Indeed, from out of Morgan’s emotional turmoil emerged a surging pop song that, from the precise midpoint of its four-minute duration, sees its architect repeat the title over and over as a self-motivational mantra, bringing the song to a blissful climax. Such is its power that perhaps it should have closed Younger at Most Everything, but instead, that honour goes to the breezy, slightly flamenco-flavoured Something Younger which, considering the forty-nine minutes of drama that precedes it, comes almost as a breather!
With the exception of upright bassist/string arranger Sean Cronin, percussionist Jason Hoffheins, and the string trio of Clara Kennedy (cello), Ginger Dolden (viola), and Pete Lanctot (violin) on the opener, Morgan handles everything else, so all guitars (including bass), keyboards, pedal steel, and drums. He also co-produced the album with Ryan Dieringer at Welterweight Sound Studio in New Paltz, New York.

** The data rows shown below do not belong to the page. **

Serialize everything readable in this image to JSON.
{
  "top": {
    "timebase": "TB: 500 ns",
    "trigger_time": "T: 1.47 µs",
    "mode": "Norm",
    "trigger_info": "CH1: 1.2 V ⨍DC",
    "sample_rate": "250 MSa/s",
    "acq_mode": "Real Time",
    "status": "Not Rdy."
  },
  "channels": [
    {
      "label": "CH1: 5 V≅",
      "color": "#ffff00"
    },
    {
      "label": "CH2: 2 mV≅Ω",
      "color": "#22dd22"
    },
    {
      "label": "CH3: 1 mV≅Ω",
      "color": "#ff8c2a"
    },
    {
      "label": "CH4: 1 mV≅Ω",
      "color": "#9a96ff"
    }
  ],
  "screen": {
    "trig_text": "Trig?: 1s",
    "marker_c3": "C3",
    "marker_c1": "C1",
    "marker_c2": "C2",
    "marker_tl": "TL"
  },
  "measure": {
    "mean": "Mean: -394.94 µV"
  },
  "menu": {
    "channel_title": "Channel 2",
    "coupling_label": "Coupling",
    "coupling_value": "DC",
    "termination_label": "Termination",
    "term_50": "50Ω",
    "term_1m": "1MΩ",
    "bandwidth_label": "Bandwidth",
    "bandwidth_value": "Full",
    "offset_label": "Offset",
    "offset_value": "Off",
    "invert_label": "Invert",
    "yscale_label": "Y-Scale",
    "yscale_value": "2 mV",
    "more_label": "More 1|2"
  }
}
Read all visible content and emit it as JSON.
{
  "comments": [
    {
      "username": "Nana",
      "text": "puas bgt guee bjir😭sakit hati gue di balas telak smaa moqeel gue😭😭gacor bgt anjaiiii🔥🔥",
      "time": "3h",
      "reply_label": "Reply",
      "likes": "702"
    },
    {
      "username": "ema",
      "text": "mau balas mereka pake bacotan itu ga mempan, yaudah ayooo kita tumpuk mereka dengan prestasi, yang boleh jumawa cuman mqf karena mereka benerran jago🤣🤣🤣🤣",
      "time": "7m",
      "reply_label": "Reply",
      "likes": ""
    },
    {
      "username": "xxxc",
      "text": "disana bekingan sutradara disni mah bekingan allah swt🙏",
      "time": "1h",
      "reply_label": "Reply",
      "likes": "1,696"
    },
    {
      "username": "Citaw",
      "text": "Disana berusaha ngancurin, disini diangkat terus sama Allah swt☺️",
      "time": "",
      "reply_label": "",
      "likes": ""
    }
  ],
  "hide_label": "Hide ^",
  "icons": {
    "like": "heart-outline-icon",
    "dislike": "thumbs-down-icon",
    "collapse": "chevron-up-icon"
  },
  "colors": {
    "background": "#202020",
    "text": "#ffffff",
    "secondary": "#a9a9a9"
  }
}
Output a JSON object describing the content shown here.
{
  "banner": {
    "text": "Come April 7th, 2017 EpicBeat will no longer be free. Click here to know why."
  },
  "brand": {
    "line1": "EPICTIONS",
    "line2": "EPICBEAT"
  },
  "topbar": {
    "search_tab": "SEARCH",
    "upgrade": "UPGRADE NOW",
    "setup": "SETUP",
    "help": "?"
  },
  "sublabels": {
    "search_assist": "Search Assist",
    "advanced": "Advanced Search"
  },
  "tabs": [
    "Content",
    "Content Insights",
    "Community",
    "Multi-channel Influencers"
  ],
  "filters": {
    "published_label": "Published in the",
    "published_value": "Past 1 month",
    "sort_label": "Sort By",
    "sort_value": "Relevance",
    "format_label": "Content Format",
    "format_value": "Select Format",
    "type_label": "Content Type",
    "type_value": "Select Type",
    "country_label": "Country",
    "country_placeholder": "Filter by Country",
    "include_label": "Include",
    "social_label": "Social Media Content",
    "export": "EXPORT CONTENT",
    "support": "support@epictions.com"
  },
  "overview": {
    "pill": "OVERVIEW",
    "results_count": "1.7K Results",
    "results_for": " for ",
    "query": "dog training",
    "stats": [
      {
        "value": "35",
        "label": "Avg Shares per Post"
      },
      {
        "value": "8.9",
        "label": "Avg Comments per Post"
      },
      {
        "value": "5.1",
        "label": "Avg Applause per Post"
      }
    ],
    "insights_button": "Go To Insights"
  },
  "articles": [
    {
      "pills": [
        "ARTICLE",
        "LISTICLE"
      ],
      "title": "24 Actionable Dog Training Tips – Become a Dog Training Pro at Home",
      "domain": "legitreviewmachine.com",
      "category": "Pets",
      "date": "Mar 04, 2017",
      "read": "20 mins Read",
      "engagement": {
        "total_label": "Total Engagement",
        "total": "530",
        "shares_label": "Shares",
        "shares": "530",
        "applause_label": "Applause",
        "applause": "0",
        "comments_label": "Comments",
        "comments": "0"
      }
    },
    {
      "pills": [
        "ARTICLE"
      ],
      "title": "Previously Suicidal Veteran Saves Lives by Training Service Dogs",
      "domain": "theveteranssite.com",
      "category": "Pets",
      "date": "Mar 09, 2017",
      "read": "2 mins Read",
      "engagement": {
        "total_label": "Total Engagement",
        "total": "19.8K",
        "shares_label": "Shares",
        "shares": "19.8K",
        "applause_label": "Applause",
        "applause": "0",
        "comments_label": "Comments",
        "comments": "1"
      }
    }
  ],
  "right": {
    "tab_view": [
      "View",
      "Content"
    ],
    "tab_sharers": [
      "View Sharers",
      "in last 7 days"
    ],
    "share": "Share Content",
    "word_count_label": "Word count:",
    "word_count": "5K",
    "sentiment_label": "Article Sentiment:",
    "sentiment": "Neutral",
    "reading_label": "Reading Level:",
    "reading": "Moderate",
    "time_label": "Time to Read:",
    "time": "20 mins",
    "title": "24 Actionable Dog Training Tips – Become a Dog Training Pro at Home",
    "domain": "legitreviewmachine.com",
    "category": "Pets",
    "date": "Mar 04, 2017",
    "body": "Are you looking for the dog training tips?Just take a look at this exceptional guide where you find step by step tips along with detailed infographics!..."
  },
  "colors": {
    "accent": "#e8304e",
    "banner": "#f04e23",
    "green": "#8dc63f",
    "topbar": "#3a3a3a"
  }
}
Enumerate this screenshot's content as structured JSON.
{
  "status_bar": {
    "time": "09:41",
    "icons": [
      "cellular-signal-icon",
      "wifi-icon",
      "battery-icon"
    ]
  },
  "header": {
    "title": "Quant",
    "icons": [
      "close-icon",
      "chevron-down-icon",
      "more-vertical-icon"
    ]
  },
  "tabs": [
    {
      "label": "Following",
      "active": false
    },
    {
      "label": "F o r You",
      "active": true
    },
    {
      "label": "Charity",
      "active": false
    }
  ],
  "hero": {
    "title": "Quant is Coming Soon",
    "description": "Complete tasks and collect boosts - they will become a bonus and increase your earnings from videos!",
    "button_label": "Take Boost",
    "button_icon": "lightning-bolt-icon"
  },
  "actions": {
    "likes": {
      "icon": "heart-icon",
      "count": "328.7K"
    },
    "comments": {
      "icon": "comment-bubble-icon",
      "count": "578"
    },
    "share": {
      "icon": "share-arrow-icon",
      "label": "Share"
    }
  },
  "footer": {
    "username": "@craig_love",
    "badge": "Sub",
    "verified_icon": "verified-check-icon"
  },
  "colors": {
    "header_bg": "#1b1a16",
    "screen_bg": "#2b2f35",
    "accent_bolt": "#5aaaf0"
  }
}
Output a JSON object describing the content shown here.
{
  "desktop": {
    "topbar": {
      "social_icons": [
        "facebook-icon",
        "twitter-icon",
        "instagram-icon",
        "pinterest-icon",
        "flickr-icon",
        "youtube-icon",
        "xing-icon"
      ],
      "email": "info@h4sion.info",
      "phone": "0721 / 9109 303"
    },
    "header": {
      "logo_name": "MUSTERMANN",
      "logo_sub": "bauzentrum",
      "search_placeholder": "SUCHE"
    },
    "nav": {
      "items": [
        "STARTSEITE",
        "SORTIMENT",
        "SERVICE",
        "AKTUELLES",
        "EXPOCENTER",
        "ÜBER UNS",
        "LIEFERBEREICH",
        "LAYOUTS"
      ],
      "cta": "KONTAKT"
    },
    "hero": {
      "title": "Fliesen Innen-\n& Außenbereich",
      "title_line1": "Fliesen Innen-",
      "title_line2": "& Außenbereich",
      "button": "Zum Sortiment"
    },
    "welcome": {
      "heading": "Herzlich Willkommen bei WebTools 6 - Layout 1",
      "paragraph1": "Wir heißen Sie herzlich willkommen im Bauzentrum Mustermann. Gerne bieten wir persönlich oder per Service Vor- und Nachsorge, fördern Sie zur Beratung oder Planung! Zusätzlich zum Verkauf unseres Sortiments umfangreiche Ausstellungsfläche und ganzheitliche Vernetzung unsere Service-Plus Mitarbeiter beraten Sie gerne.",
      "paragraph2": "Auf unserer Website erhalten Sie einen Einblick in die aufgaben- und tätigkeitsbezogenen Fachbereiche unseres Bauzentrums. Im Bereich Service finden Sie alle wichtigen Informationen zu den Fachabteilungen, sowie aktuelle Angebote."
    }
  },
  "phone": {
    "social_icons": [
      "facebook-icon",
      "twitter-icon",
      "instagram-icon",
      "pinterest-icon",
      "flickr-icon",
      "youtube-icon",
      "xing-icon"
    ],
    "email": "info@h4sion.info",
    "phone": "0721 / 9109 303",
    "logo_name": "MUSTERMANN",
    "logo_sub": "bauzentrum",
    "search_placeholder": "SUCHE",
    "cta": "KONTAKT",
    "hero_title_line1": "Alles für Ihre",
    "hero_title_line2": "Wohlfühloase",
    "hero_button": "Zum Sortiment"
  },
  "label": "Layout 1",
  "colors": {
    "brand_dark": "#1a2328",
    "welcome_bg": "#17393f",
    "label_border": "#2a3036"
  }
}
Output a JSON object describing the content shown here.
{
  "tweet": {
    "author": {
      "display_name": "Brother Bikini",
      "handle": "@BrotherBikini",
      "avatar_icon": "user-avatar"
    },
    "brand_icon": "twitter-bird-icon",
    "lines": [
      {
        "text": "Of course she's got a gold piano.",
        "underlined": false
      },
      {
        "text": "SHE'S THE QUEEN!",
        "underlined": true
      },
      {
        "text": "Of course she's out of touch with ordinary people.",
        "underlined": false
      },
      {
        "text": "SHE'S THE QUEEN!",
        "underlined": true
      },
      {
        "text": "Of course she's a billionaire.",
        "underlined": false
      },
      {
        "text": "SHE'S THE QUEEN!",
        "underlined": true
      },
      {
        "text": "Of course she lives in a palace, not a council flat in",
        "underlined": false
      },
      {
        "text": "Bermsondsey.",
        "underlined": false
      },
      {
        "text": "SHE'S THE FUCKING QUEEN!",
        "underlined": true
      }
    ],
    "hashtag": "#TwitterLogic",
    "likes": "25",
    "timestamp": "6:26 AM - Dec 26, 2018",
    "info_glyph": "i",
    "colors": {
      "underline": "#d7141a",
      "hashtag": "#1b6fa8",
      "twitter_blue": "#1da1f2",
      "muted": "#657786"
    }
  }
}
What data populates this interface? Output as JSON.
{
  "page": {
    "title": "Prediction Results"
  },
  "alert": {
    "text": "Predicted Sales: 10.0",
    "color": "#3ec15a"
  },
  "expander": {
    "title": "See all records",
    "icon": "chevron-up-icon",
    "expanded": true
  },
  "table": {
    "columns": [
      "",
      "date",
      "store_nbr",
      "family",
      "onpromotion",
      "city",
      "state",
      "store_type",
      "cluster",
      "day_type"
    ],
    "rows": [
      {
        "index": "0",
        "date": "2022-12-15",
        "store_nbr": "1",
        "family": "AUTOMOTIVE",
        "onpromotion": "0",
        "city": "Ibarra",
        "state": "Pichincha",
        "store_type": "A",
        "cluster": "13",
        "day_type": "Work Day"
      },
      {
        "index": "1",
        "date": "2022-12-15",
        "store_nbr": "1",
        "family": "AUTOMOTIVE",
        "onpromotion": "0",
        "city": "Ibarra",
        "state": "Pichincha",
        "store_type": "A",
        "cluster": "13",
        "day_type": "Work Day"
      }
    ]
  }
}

Younger at Most Everything is truly a beauteous and soulful thing, and, amazingly, much of it was built atop inspired live solo performances captured by Dieringer in two whirlwind days of sessions at the end of February 2020. In conclusion, my goodness, we’re just a few weeks into the year, and I already have a likely shoo-in for inclusion in my 2022 Folk Radio Top 10. If the rest of the year continues to deliver music of this soaring standard, we could be in for a vintage twelve months.
Younger at Most Everything will be released digitally on Bandcamp and all major streaming platforms on February 25th. Due to global pressing delays, the vinyl edition will follow in May or June.